Bloom often revises a student’s piece multiple times until it has reached perfection. The record shows that it is a successful process: former students of his work at The New York Times, Associate Press, CNN, ESPN, Fox News, Time Out, Fortune, NPR, the Museum of Modern Art, and the NFL.

The award will be presented to Bloom during the virtual SPJ2020 Journalism Conference, September 13.

Bloom graduated from the University of California, Berkeley, with a degree in English, and then worked as a professional journalist before joining the School of Journalism and Mass Communication. That industry experience has given him—and his students—a rich and practical background that informs his teaching.

He was a staff writer at the Sacramento Bee, San Jose Mercury News, Los Angeles Times, and Dallas Morning News, the Brazil correspondent for the Field News Service, and national news editor at the Latin America Daily Post. Bloom also served as press secretary for San Francisco Mayor Frank Jordan.

 Postville
Postville earned "Best Book"
acclaim from national news
networks and newspapers in 2001

That on-the-ground experience led to considerable academic success and renown. Bloom has held fellowships at the MacDowell Colony and Virginia Center for the Creative Arts. He has been a visiting scholar at Columbia University's Center for the Study of Society and Medicine. He was the Robert Laxalt Distinguished Writer at the Reynolds School of Journalism (University of Nevada, Reno), as well as the Howard R. Marsh Visiting Professor of Journalism in the Department of Communication Studies at the University of Michigan. He was named Iowa Author of the Year by the Des Moines Public Library.

His books include The Oxford Project; The Audacity of Inez Burns: Dreams, Desire, Treachery & Ruin in the City of Gold; Postville: A Clash of Cultures in Heartland Iowa; and Tears of Mermaids: The Secret Story of Pearls. His most recent project, Blue Eyes, Brown Eyes, a biography of Iowa teacher Jane Elliott, will be published by the University of California Press in fall 2021.

Postville was named a Best Book of the year by MSNBC, the Chicago Sun-Times, Denver Rocky Mountain News, Chicago Tribune, and St. Louis Post-Dispatch. The Oxford Project (with photographs by Peter Feldstein) won the American Library Association’s prized Alex Award.

 


The University of Iowa College of Liberal Arts and Sciences offers about 70 majors across the humanities; fine, performing and literary arts; natural and mathematical sciences; social and behavioral sciences; and communication disciplines.
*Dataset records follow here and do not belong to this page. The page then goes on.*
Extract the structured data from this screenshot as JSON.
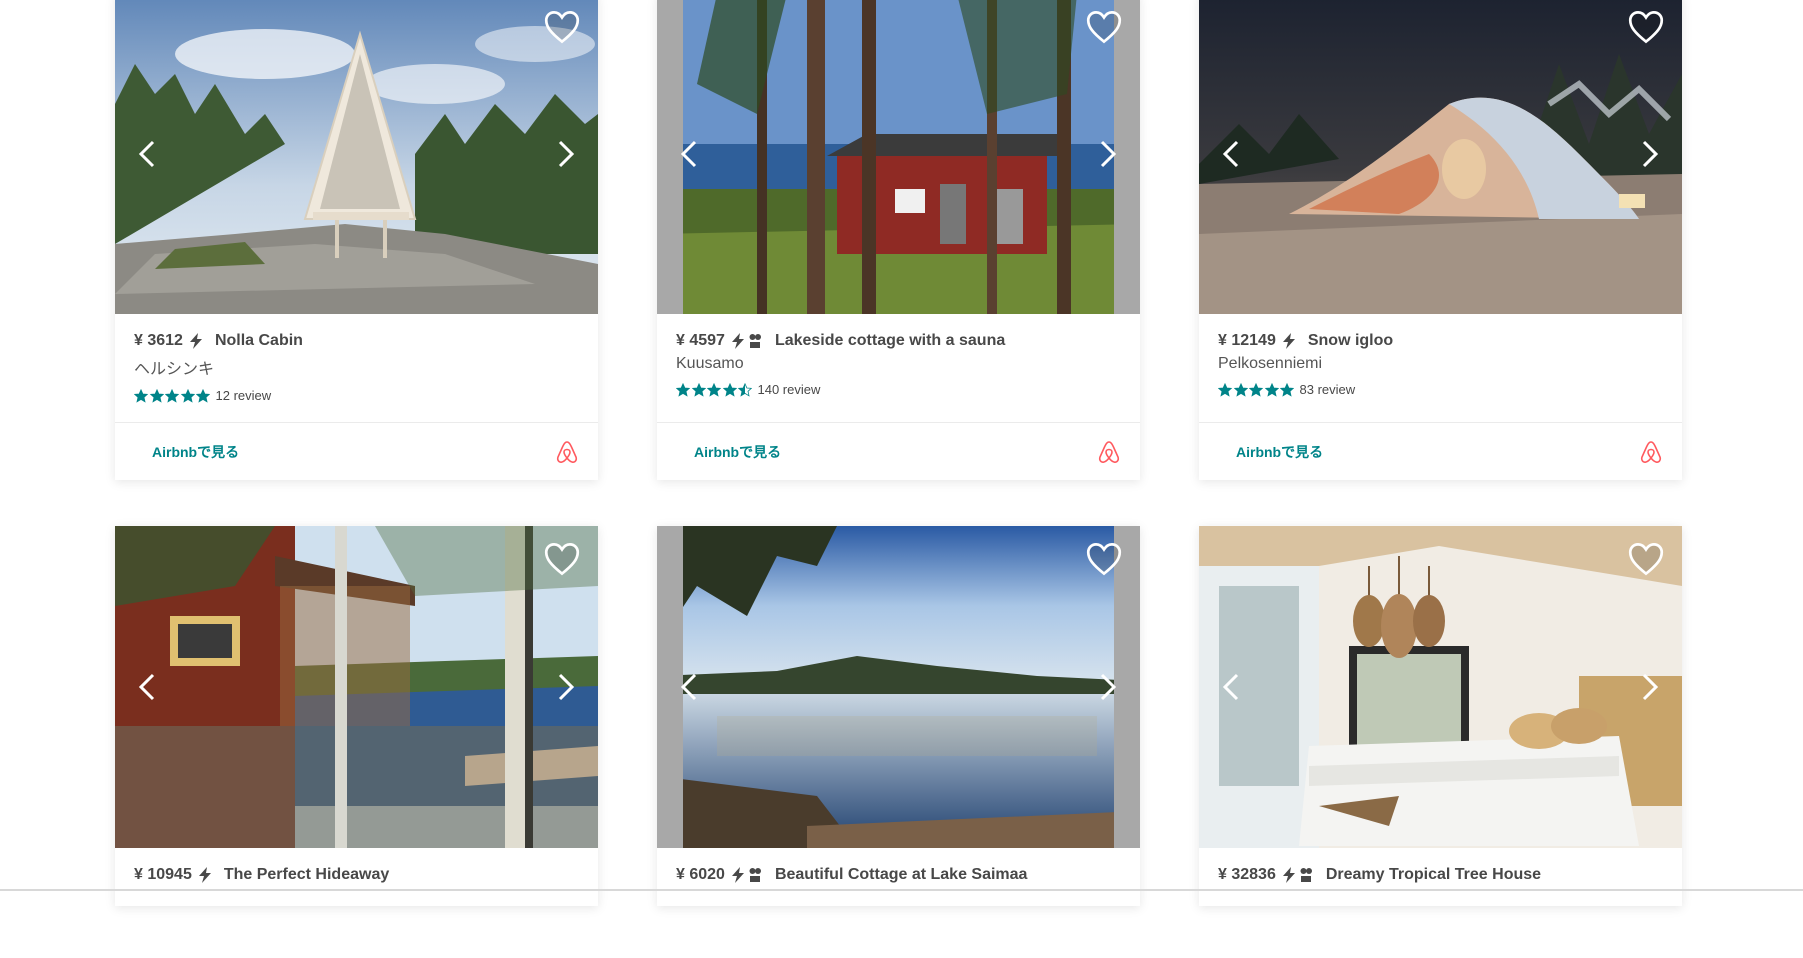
{
  "listings": [
    {
      "price": "¥ 3612",
      "name": "Nolla Cabin",
      "location": "ヘルシンキ",
      "stars": 5,
      "reviews": "12 review",
      "link_label": "Airbnbで見る",
      "instant_book": true,
      "extra_badge": false
    },
    {
      "price": "¥ 4597",
      "name": "Lakeside cottage with a sauna",
      "location": "Kuusamo",
      "stars": 4.5,
      "reviews": "140 review",
      "link_label": "Airbnbで見る",
      "instant_book": true,
      "extra_badge": true
    },
    {
      "price": "¥ 12149",
      "name": "Snow igloo",
      "location": "Pelkosenniemi",
      "stars": 5,
      "reviews": "83 review",
      "link_label": "Airbnbで見る",
      "instant_book": true,
      "extra_badge": false
    },
    {
      "price": "¥ 10945",
      "name": "The Perfect Hideaway",
      "instant_book": true,
      "extra_badge": false
    },
    {
      "price": "¥ 6020",
      "name": "Beautiful Cottage at Lake Saimaa",
      "instant_book": true,
      "extra_badge": true
    },
    {
      "price": "¥ 32836",
      "name": "Dreamy Tropical Tree House",
      "instant_book": true,
      "extra_badge": true
    }
  ],
  "colors": {
    "accent": "#008489",
    "star": "#008489",
    "brand": "#FF5A5F",
    "text": "#484848"
  },
  "icons": {
    "favorite": "heart-outline-icon",
    "prev": "chevron-left-icon",
    "next": "chevron-right-icon",
    "instant": "lightning-bolt-icon",
    "brand": "airbnb-logo-icon"
  }
}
About 15,000 undergraduate and nearly 2,000 graduate students study each year in the college’s 37 departments, led by faculty at the forefront of teaching and research in their disciplines. The college teaches all Iowa undergraduates through the college's general education program, CLAS CORE. About 80 percent of all Iowa undergraduates begin their academic journey in CLAS. The college confers about 60 percent of the university's bachelor's degrees each academic year.